1. ## Topology

Let (X,d) be a metric space. X is said to be separable if there is a countable set Q contained in X such that Q is dense in X. Show that a separable metric space has a basis for its open sets consisting of a countable family of open sets.

I started by establishing the open ball B(q,1/n) where n = 1,2,...

I know I want to show that every open set is a union of these sets.

I'm not sure where to go from here. Any help would be great!

2. You're going to the good direction. Make a drawing in the case of metric space (IRē,||.||).
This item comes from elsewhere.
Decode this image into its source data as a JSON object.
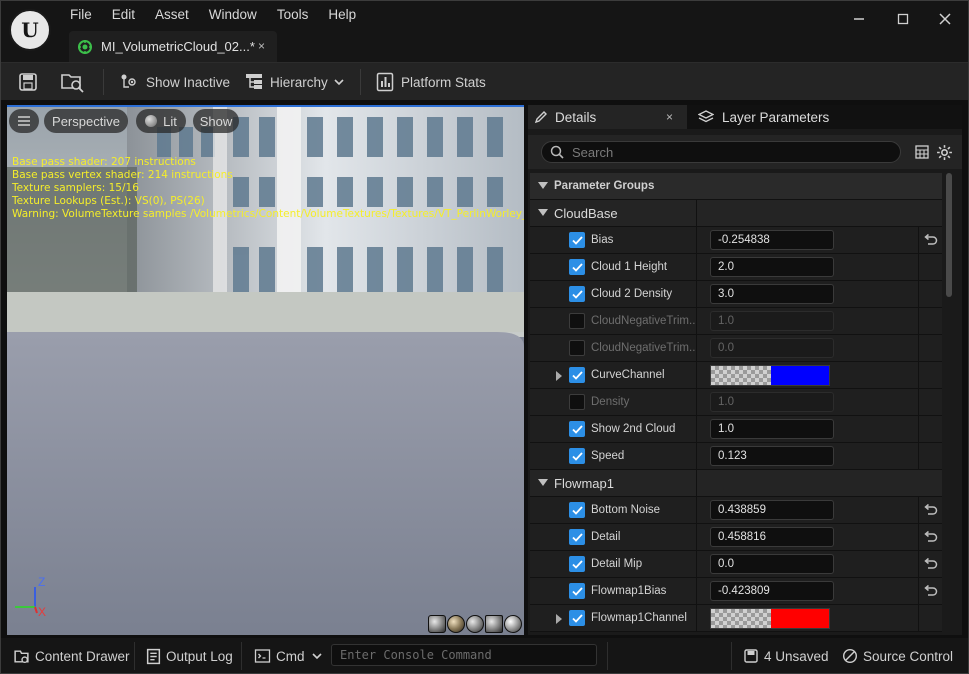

I know I want to show that every open set is a union of these sets.
in fact you need show it just for the open balls because the open balls form a basis of your metric space.

3. Let $\displaystyle O$ be an open set. We will prove that every $\displaystyle x$ in $\displaystyle O$ belongs to an open ball $\displaystyle B(q_{x},\frac{1}{n_{x}})$ with $\displaystyle q_{x} \in Q$ and $\displaystyle n_{x} \in \mathbb{N}$.
We know there exists $\displaystyle y \in X$, $\displaystyle r>0$ such that $\displaystyle x \in B(y,r)$, so $\displaystyle d(y,x)<r$.
We will note $\displaystyle \epsilon=r-d(x,y)$

Let $\displaystyle n$ be an integer such that $\displaystyle \frac{1}{n}<\frac{\epsilon}{2}$. Since $\displaystyle Q$ is dense in $\displaystyle X$, there is a $\displaystyle q_{x} \in Q\cap B(x,\frac{1}{n})$.

At this point, just visualize the scene, and try to conclude.